Bonafede: “Tutelare salute anche nelle carceri” – Le proteste nei penitenziari hanno provocato i commenti da parte della politica. “Sono perfettamente consapevole che un’emergenza come quella del coronavirus possa creare tensioni all’interno di un carcere ma deve essere chiaro l’intento delle misure che abbiamo preso: è nostro dovere tutelare la salute di chi lavora e vive negli istituti penitenziari. Alcune norme previste nel decreto legge, come il limite ai colloqui fisici e la possibilità per i magistrati di sorveglianza di sospendere i permessi premio e la semilibertà – misure che valgono per i prossimi 15 giorni – hanno soltanto la funzione di garantire proprio la tutela della salute dei detenuti e tutti coloro che lavorano nella realtà penitenziaria”, ha detto il guardasigilli Bonafede. “Manterremo un dialogo costante – continua il ministro- nei dipartimenti di competenza sono attive task force e si assicura la costante informazione all’interno delle strutture per la popolazione detenute e i lavoratori. Ma deve essere chiaro che ogni protesta attraverso la violenza è solo da condannare e non porterà ad alcun buon risultato”.”Non possiamo voltarci dall’altra parte: dobbiamo intervenire rapidamente e con decisione per placare le rivolte, evitare che ci possano essere altre vittime, riportare alla calma la situazione e garantire ai detenuti quel trattamento di dignità che la stessa Costituzione richiama”, è il commento della ministra delle Politiche agricole, Teresa Bellanova.

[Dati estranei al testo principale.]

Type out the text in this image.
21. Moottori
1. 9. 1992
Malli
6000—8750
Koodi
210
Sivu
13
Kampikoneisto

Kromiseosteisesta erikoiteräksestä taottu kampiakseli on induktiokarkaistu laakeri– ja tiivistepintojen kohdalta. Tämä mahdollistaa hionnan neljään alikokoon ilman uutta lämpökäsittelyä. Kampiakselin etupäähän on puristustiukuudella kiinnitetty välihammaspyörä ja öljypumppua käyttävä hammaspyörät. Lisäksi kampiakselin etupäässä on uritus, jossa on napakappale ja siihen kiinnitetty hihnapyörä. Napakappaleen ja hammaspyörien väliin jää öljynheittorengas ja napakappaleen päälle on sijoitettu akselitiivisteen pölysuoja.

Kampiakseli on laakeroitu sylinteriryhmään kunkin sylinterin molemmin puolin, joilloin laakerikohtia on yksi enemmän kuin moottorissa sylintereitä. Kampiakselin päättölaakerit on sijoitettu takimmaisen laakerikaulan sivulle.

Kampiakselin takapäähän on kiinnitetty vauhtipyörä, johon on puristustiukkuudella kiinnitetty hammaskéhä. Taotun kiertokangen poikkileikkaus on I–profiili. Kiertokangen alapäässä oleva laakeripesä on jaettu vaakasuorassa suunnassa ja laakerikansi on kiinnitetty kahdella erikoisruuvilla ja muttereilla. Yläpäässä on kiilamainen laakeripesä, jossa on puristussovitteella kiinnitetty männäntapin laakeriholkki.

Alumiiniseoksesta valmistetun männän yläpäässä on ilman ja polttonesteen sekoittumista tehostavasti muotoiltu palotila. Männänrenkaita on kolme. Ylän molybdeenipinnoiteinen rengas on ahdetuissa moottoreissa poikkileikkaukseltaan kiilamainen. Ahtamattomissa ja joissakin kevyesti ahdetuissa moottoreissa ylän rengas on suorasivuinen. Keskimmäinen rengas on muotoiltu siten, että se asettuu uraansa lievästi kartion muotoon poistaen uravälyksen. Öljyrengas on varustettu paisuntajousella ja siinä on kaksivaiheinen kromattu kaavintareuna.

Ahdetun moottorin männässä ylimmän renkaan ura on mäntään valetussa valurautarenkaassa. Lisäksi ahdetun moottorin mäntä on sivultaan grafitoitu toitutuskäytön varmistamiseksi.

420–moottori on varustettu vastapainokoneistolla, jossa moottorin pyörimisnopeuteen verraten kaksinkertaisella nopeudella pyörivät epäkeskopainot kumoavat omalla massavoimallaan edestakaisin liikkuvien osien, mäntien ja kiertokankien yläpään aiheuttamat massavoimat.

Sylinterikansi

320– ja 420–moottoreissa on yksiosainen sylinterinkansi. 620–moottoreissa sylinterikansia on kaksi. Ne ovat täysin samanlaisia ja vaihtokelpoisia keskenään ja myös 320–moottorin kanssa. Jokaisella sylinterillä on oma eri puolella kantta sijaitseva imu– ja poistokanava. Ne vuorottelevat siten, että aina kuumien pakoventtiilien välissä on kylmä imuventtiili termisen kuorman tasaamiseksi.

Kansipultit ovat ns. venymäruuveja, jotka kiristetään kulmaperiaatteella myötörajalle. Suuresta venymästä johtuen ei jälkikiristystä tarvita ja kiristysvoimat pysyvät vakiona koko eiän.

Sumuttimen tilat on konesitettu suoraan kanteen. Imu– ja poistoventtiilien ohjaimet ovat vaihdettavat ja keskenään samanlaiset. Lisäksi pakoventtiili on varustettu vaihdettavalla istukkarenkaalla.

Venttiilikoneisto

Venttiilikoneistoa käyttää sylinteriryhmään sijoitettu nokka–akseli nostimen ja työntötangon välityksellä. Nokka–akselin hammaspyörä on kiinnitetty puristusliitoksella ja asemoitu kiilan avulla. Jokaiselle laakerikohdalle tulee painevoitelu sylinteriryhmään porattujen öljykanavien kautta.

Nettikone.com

Pd: “Domiciliari per detenuti a fine pena”. Meloni: “Pugno di ferro” – “Il decreto che di fronte alla sospensione dei colloqui, resa necessaria dal Coronavirus, impone di consentire le comunicazioni a distanza coi parenti non basta. Serve subito affrontare il problema del sovraffollamento. Si mettano ai domiciliari tutti coloro che hanno pochi mesi ancora da scontare per arrivare a fine pena. Non si risolverebbe nulla se, come pensa qualcuno, si tornasse a chiudere le celle superando la vigilanza dinamica. Serve consentire ai direttori di poter lavorare ricostruendo un clima che il sovrappopolamento pregiudica”, scrive su Facebook il senatore del Pd Franco Mirabelli. “Gli agenti della Polizia Penitenziaria, in queste ore vivono momenti concitati, dovendo sedare le rivolte e trovandosi in perenne carenza di organico e dotazioni. Subito un tavolo di emergenza nazionale e interventi immediati, se è il caso anche con l’Esercito, per ripristinare le regole dello Stato e delle Istituzioni rappresentate anche dagli uomini e donne in divisa. Non c’è tempo da perdere”, dice la leader di Fratelli d’Italia, Giorgia Meloni.

L’appello dei cappellani – Un appello ai detenuti, chiedendo loro un ”atto di responsabilità“, è stato lanciato da don Raffaele Grimaldi, ispettore generale dei cappellani delle carceri. “Comprendo che la situazione è grave è che i detenuti si sentono ancora più isolati – spiega il cappellano- Ma se i contatti con l’esterno, i colloqui con i familiari sono stati temporaneamente sospesi è stato fatto per tutelare loro, la loro salute. Come succede anche fuori dalle carceri, il contagio avanza anche per l’irresponsabilità delle persone. Io chiedo ai detenuti di sentirsi responsabili perché nessuno li priva di un diritto ma sono decisioni necessarie e molto difficili anche per chi ha dovuto prenderle. Se all’interno di un carcere ci fossero contagi, sarebbe una situazione ingestibile, le violenze aumenterebbero”. “Togliete ai detenuti i colloqui familiari è togliere tutto io capisco umanamente, conosco gli umori di chi è detenuto ma la prima cosa è mantenere la calma”, sottolinea, e non nasconde il timore “che la situazione possa allargarsi, è un tam tam continuo”.